Oui, mais je ne recule pas, ne refuse pas forcément la bise, serre les mains qu'on me tend, même si le contact des deux chairs me semble toujours un peu étrange. Curieux, n'est-ce pas ?
Je doute aussi parce que je connais le sens des mots et les mots ont plusieurs sens. Il m'arrive de me méprendre par manque de précision de la part de mon interlocuteur.trice. Je reformule, ça agace, je reprends et pose des questions de façon à affiner le propos. Le doute est un moteur mais il pétarade et tousse, il faut le relancer, et parfois, quand il est parti, pas moyen de l'arrêter.
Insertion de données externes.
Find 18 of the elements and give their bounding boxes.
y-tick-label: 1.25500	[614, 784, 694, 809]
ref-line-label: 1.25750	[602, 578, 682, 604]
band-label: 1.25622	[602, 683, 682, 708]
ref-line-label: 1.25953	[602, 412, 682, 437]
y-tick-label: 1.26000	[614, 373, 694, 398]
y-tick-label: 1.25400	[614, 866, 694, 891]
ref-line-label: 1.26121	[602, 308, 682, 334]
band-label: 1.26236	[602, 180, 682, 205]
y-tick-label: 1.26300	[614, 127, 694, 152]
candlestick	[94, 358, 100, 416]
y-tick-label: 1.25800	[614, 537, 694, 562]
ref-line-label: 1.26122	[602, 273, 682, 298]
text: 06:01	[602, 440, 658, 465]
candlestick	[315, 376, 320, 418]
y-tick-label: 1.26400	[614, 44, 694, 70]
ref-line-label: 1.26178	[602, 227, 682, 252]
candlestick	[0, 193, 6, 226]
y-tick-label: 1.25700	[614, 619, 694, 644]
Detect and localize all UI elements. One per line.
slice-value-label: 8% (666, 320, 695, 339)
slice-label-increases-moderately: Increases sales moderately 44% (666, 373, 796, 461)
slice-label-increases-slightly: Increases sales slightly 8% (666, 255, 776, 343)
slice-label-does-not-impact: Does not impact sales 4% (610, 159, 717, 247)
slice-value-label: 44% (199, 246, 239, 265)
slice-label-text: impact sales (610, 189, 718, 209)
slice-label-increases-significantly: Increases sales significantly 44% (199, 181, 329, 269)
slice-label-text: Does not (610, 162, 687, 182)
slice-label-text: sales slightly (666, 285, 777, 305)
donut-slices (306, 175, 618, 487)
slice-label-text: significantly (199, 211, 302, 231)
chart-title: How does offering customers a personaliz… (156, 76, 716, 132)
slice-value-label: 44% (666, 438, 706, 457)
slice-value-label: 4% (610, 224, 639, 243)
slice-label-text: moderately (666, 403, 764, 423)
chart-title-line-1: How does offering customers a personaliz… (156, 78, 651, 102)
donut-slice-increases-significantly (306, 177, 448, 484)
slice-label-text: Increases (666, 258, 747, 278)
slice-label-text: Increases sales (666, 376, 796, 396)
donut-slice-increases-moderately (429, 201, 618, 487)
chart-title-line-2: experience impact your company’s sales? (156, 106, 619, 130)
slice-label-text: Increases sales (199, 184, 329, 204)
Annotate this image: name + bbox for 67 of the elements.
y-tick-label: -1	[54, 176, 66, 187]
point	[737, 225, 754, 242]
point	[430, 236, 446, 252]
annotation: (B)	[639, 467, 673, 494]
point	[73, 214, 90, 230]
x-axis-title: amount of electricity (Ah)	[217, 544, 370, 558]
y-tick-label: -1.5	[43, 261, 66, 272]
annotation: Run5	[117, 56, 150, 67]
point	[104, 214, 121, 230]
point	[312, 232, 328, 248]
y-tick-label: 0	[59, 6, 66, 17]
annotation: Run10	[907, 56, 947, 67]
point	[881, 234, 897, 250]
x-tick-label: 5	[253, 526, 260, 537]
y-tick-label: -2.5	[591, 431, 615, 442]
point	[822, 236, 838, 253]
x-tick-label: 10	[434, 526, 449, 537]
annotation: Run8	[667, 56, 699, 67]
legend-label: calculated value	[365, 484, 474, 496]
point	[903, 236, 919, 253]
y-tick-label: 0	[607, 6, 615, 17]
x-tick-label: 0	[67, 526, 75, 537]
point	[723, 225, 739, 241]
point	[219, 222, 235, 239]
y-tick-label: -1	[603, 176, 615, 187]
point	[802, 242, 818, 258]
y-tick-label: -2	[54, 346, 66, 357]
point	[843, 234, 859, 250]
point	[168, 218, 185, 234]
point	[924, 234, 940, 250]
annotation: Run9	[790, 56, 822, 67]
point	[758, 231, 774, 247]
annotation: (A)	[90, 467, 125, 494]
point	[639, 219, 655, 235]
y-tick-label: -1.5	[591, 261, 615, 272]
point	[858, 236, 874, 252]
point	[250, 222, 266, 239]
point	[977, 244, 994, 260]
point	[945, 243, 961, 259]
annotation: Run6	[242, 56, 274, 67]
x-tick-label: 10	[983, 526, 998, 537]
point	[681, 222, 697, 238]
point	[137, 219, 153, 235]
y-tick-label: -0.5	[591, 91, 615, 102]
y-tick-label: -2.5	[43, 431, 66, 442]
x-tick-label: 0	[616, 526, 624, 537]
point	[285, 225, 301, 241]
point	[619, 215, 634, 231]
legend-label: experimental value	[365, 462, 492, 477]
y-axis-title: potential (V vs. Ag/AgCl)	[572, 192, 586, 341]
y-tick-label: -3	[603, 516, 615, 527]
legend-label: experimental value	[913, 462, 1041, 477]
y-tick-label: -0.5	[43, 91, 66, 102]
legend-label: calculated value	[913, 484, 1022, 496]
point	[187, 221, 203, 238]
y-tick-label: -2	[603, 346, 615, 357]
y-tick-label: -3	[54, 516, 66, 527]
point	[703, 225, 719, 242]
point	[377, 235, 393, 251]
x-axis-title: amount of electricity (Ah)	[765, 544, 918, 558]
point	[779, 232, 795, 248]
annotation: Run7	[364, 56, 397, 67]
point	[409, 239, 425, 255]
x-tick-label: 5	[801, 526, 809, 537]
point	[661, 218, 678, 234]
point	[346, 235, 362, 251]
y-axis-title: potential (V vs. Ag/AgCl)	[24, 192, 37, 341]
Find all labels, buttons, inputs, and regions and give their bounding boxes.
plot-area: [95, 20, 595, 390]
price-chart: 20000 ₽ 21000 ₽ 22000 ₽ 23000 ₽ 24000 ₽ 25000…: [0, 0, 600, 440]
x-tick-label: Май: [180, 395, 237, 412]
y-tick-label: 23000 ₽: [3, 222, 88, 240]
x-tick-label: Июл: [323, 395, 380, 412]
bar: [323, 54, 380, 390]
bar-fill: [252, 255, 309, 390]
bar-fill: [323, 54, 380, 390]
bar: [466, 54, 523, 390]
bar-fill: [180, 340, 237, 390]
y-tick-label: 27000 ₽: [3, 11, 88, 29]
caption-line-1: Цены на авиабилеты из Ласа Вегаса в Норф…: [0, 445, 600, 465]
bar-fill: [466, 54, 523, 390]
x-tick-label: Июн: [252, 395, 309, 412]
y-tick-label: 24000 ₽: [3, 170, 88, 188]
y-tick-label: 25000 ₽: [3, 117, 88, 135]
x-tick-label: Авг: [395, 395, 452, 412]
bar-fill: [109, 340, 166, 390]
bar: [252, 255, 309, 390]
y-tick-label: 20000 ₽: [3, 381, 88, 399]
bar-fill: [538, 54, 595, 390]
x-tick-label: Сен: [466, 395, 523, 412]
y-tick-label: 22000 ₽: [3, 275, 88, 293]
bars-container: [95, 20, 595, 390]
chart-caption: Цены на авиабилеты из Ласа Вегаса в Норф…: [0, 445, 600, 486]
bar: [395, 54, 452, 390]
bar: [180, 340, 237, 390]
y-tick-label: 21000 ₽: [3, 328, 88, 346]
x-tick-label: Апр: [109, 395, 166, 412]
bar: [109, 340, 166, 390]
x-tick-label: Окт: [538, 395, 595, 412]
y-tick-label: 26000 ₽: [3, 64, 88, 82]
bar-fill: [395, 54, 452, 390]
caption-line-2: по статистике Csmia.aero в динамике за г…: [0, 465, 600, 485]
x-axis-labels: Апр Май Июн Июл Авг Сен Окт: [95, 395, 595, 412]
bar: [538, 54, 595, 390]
J'ai essayé de modifier mon comportement toute ma vie durant. Sur des tas de sujets. Ma vision du monde, si elle est demeurée plus ou moins la même – un mélange d'émerveillement naïf et de cynisme taquin – s'est enrichie de rencontres, de bavardages et de ces épreuves banales que traverse la vie. Mais je ne me suis jamais attaqué au doute. Je ne sais pas trop pourquoi, mais j'y tiens. En réalité, ma foi, je crois savoir mais je doute, là encore, de la validité de mes explications.
Alors je préfère les ruminer à voix haute sans les inscrire sous ma plume. J'y reviendrai un jour puisque ce journal qui n'a rien de férocement intime raconte surtout une valse, la valse des va-et-vient et des allers-retours d'une pensée qui s'alanguit pour prévenir l'essoufflement.
Passe une bonne après-midi et que le doute t'habite en hommage à Desproges.